DOĞDUĞUNDA ONU DOĞURTAN EBESİ BEBEĞİN ÖLDÜĞÜNE KARAR VERİR VE ONU BİR KENARA BIRAKARAK ANNE İLE İLGİLENİR. SANATÇININ UZMAN BİR DOKTOR OLAN AMCASI, ETKİLİ BİR YÖNTEM KULLANARAK YÜZÜNE BİR ‘PURO DUMANI’ ÜFLER. VE BEBEK DUMANI İÇİNE ÇEKTİKTEN SONRA AĞLAMAYA BAŞLAR...

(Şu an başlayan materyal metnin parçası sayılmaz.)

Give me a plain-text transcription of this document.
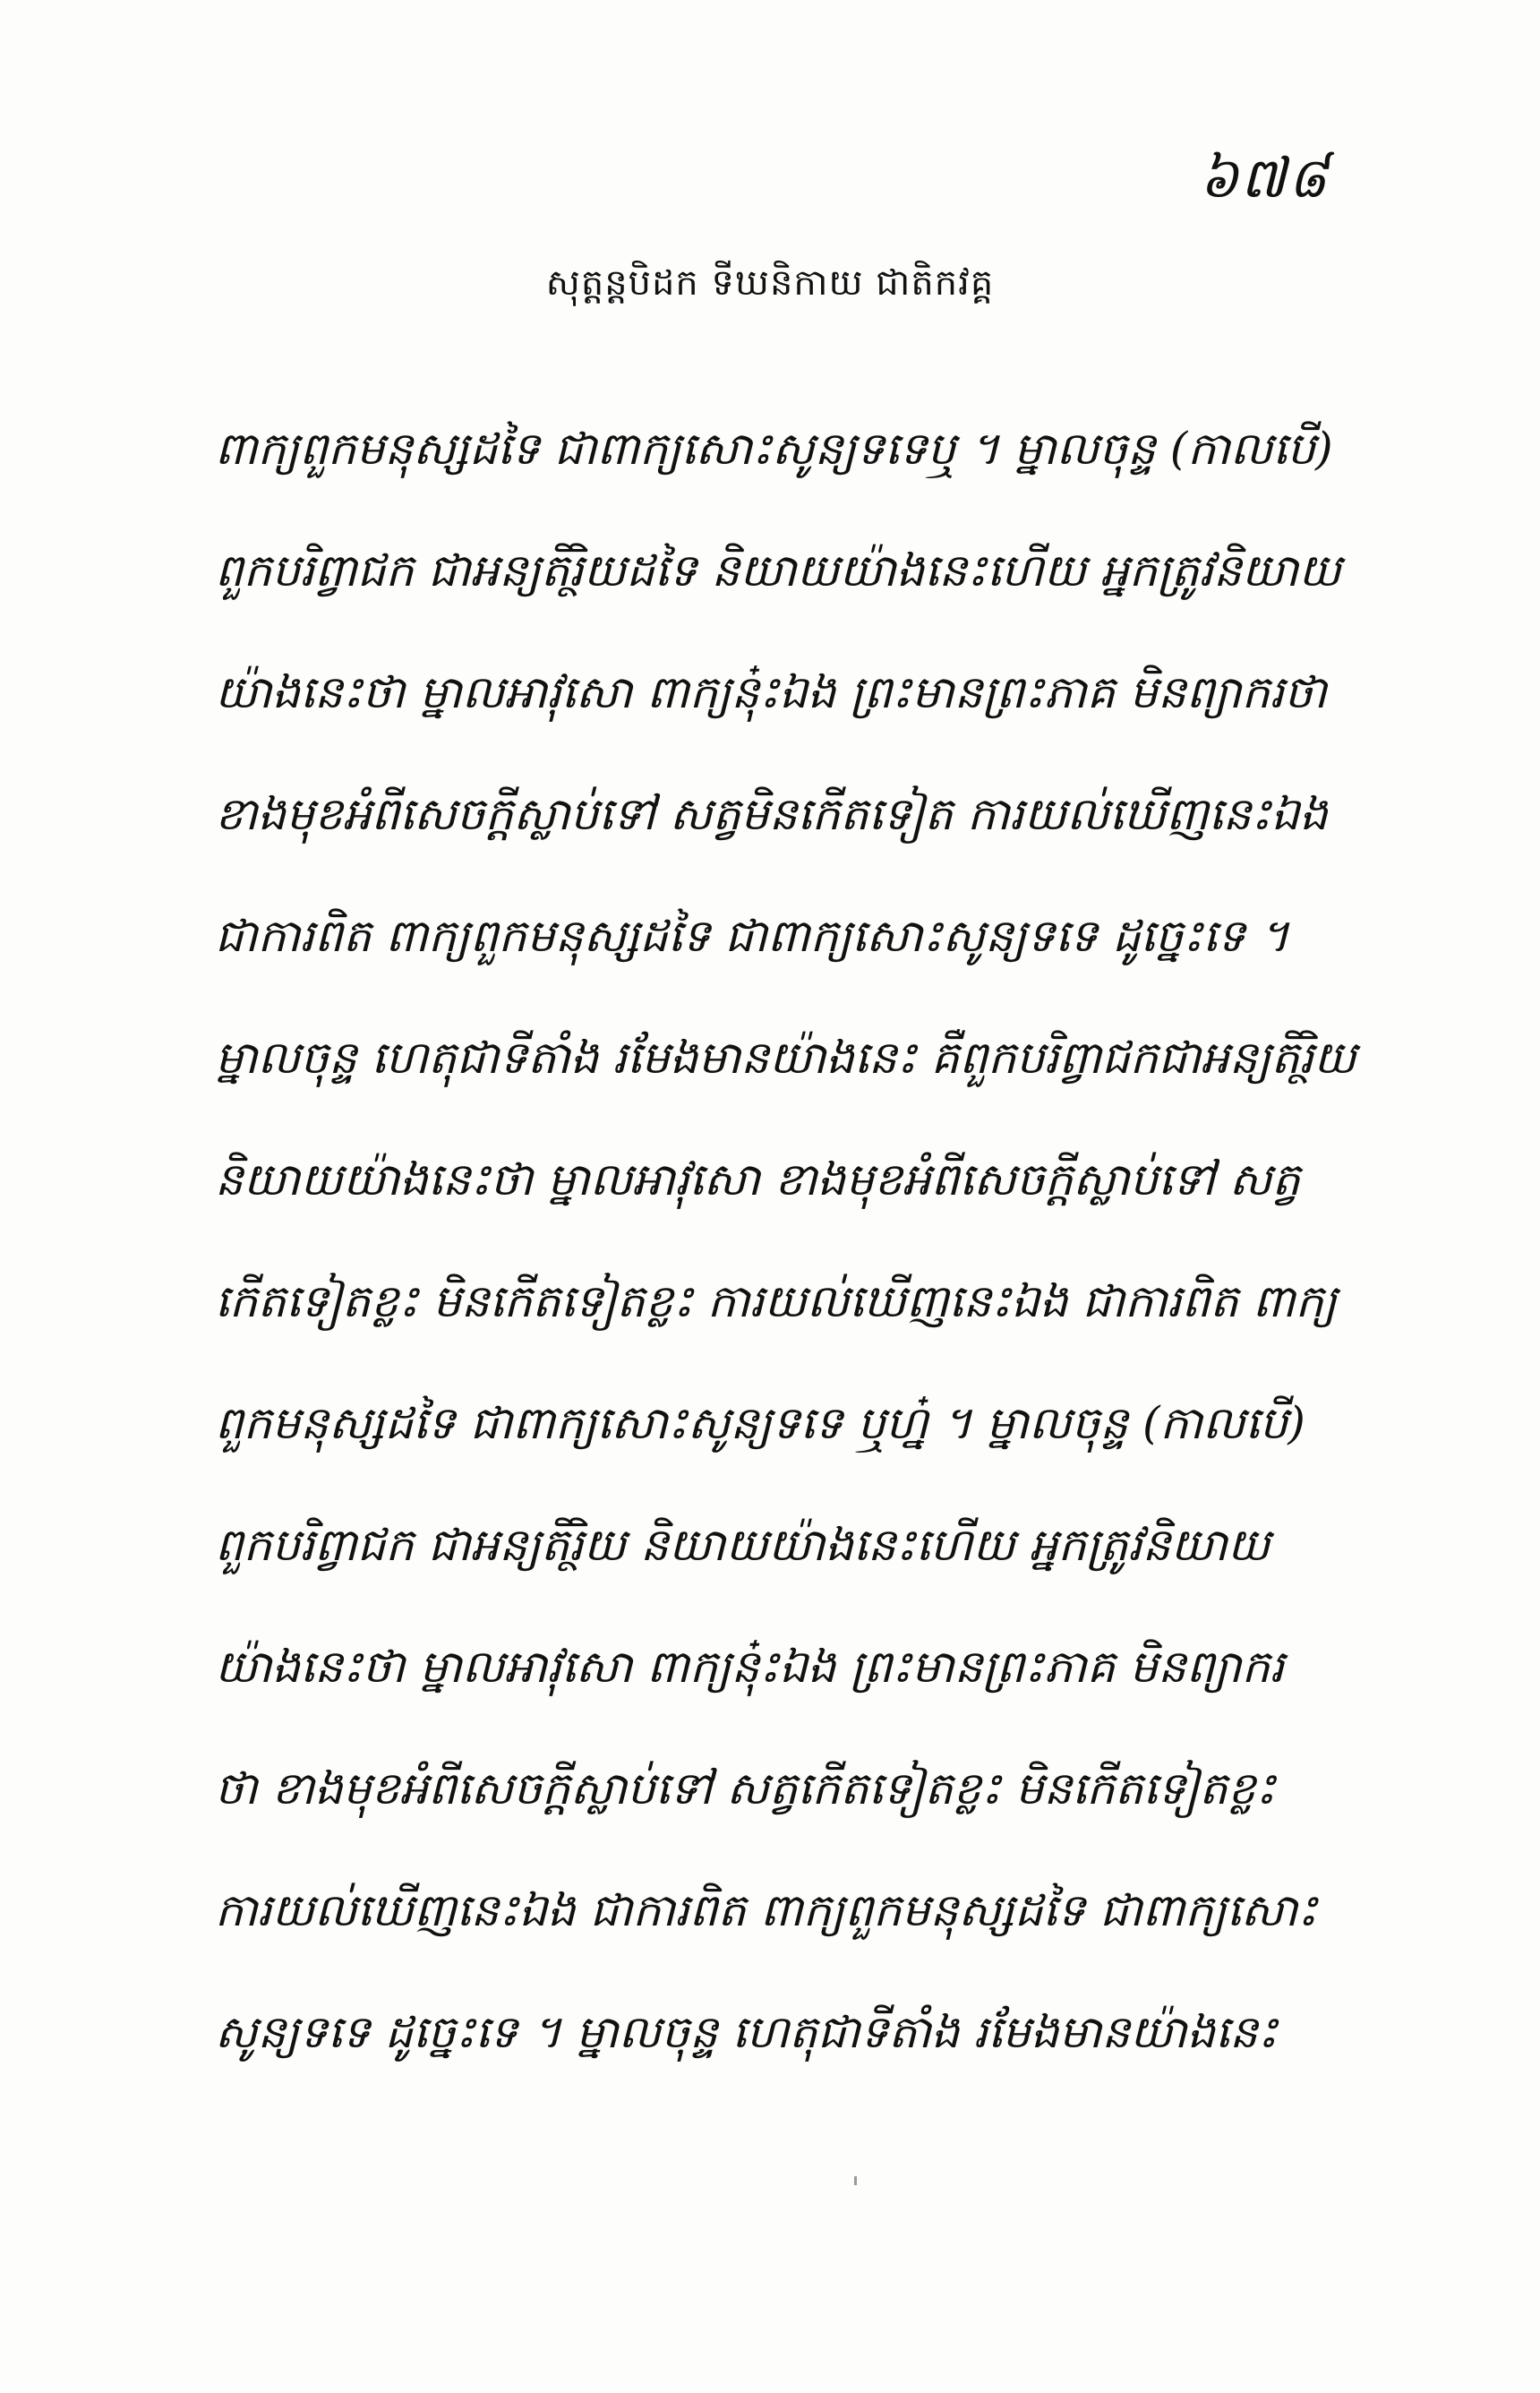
៦៧៨
សុត្តន្តបិដក ទីឃនិកាយ ជាតិកវគ្គ
ពាក្យពួកមនុស្សដទៃ ជាពាក្យសោះសូន្យទទេឬ ។ ម្នាលចុន្ទ (កាលបើ)
ពួកបរិព្វាជក ជាអន្យតិរ្ថិយដទៃ និយាយយ៉ាងនេះហើយ អ្នកត្រូវនិយាយ
យ៉ាងនេះថា ម្នាលអាវុសោ ពាក្យនុ៎ះឯង ព្រះមានព្រះភាគ មិនព្យាករថា
ខាងមុខអំពីសេចក្តីស្លាប់ទៅ សត្វមិនកើតទៀត ការយល់ឃើញនេះឯង
ជាការពិត ពាក្យពួកមនុស្សដទៃ ជាពាក្យសោះសូន្យទទេ ដូច្នេះទេ ។
ម្នាលចុន្ទ ហេតុជាទីតាំង រមែងមានយ៉ាងនេះ គឺពួកបរិព្វាជកជាអន្យតិរ្ថិយ
និយាយយ៉ាងនេះថា ម្នាលអាវុសោ ខាងមុខអំពីសេចក្តីស្លាប់ទៅ សត្វ
កើតទៀតខ្លះ មិនកើតទៀតខ្លះ ការយល់ឃើញនេះឯង ជាការពិត ពាក្យ
ពួកមនុស្សដទៃ ជាពាក្យសោះសូន្យទទេ ឬហ្ន៎ ។ ម្នាលចុន្ទ (កាលបើ)
ពួកបរិព្វាជក ជាអន្យតិរ្ថិយ និយាយយ៉ាងនេះហើយ អ្នកត្រូវនិយាយ
យ៉ាងនេះថា ម្នាលអាវុសោ ពាក្យនុ៎ះឯង ព្រះមានព្រះភាគ មិនព្យាករ
ថា ខាងមុខអំពីសេចក្តីស្លាប់ទៅ សត្វកើតទៀតខ្លះ មិនកើតទៀតខ្លះ
ការយល់ឃើញនេះឯង ជាការពិត ពាក្យពួកមនុស្សដទៃ ជាពាក្យសោះ
សូន្យទទេ ដូច្នេះទេ ។ ម្នាលចុន្ទ ហេតុជាទីតាំង រមែងមានយ៉ាងនេះ
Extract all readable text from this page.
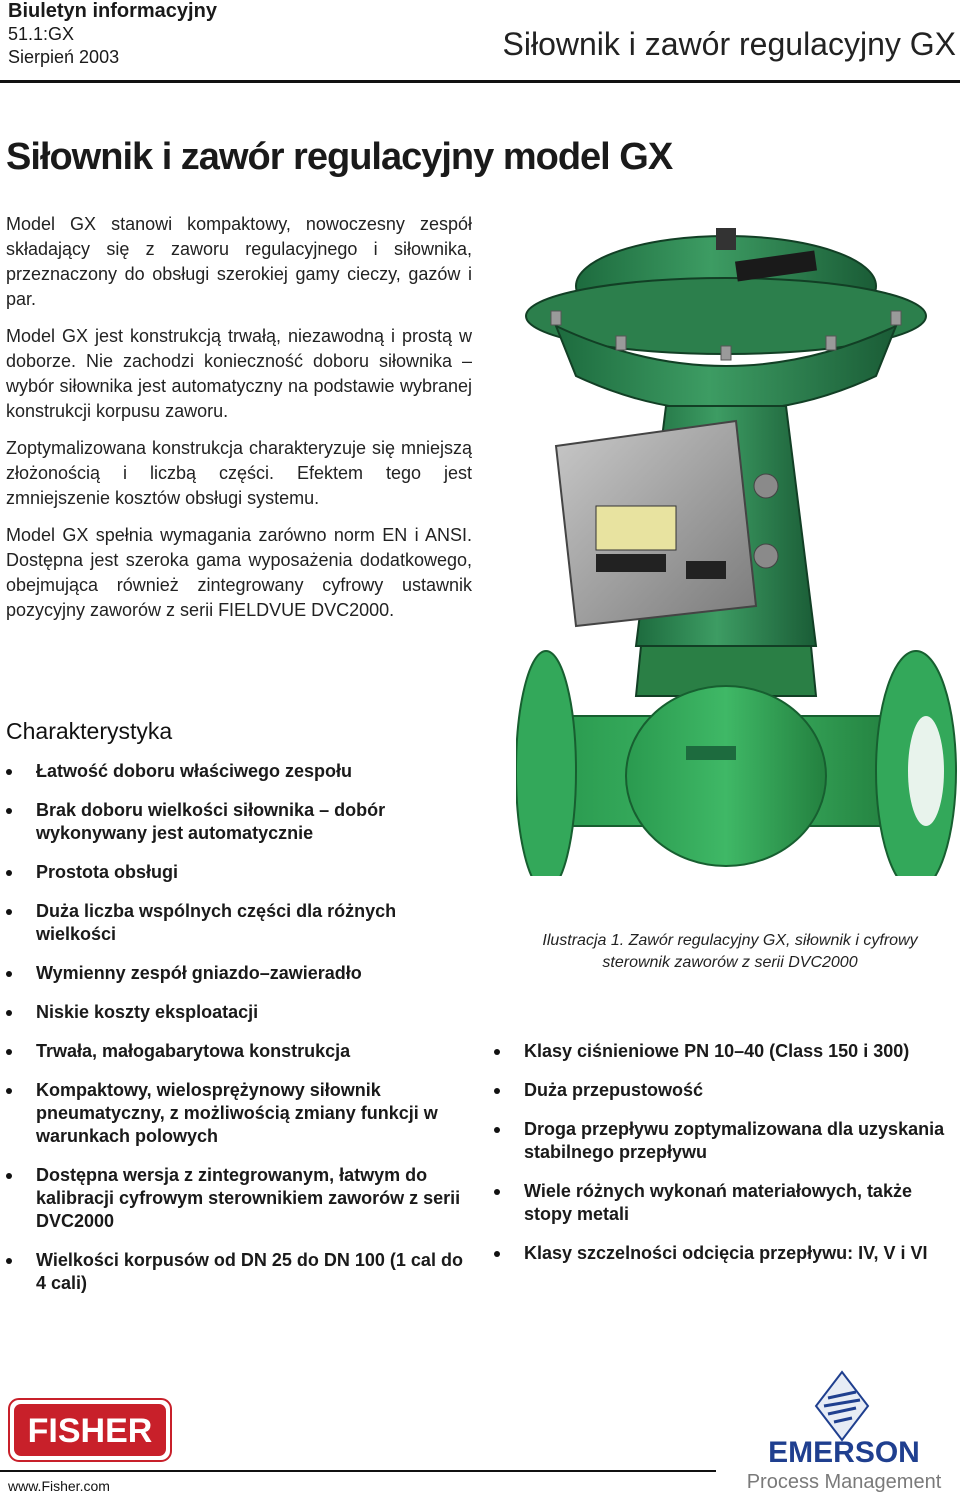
Biuletyn informacyjny
51.1:GX
Sierpień 2003	Siłownik i zawór regulacyjny GX
Siłownik i zawór regulacyjny model GX

Model GX stanowi kompaktowy, nowoczesny zespół składający się z zaworu regulacyjnego i siłownika, przeznaczony do obsługi szerokiej gamy cieczy, gazów i par.

Model GX jest konstrukcją trwałą, niezawodną i prostą w doborze. Nie zachodzi konieczność doboru siłownika – wybór siłownika jest automatyczny na podstawie wybranej konstrukcji korpusu zaworu.

Zoptymalizowana konstrukcja charakteryzuje się mniejszą złożonością i liczbą części. Efektem tego jest zmniejszenie kosztów obsługi systemu.

Model GX spełnia wymagania zarówno norm EN i ANSI. Dostępna jest szeroka gama wyposażenia dodatkowego, obejmująca również zintegrowany cyfrowy ustawnik pozycyjny zaworów z serii FIELDVUE DVC2000.

Ilustracja 1. Zawór regulacyjny GX, siłownik i cyfrowy sterownik zaworów z serii DVC2000
Charakterystyka
Łatwość doboru właściwego zespołu
Brak doboru wielkości siłownika – dobór wykonywany jest automatycznie
Prostota obsługi
Duża liczba wspólnych części dla różnych wielkości
Wymienny zespół gniazdo–zawieradło
Niskie koszty eksploatacji
Trwała, małogabarytowa konstrukcja
Kompaktowy, wielosprężynowy siłownik pneumatyczny, z możliwością zmiany funkcji w warunkach polowych
Dostępna wersja z zintegrowanym, łatwym do kalibracji cyfrowym sterownikiem zaworów z serii DVC2000
Wielkości korpusów od DN 25 do DN 100 (1 cal do 4 cali)
Klasy ciśnieniowe PN 10–40 (Class 150 i 300)
Duża przepustowość
Droga przepływu zoptymalizowana dla uzyskania stabilnego przepływu
Wiele różnych wykonań materiałowych, także stopy metali
Klasy szczelności odcięcia przepływu: IV, V i VI
FISHER
www.Fisher.com
EMERSON
Process Management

'‘Gururla söyleyebilirim. Resmi hiçbir zaman bir eğlence, bir boş zaman geçirme aracı olarak görmedim. Kalemim ve fırçam benim silahlarım olduğuna göre bunları, dünyaya ve insanlara ilişkin bilgileri gitgide daha derinden kavramak ve bu bilginin bizleri her gün daha da çok özgürleştirmesi amacıyla kullanmak istedim… Evet, sanatımı kullanarak gerçek devrimciler gibi savaştığımın bilincindeyim.” Pablo Picasso
Sanat adına yirminci yüzyılın dahisi, Resim sanatının ilk devrimcisi denilebilecek bir ölümsüzü anlatıyor bu kez kalemim… Kimi mi? Vaftiz edildiğinde kendisine verilen tam on dört ismi bulunmasına rağmen ilk adı olan Pablo ile babasının soyadı yerine annesinin soyadı olan Picasso’yu kullanarak (1901) yaşadığı yüzyıldan bugüne adını tarihe Pablo Picasso olarak kazınan bir ölümsüzü ve sanatını…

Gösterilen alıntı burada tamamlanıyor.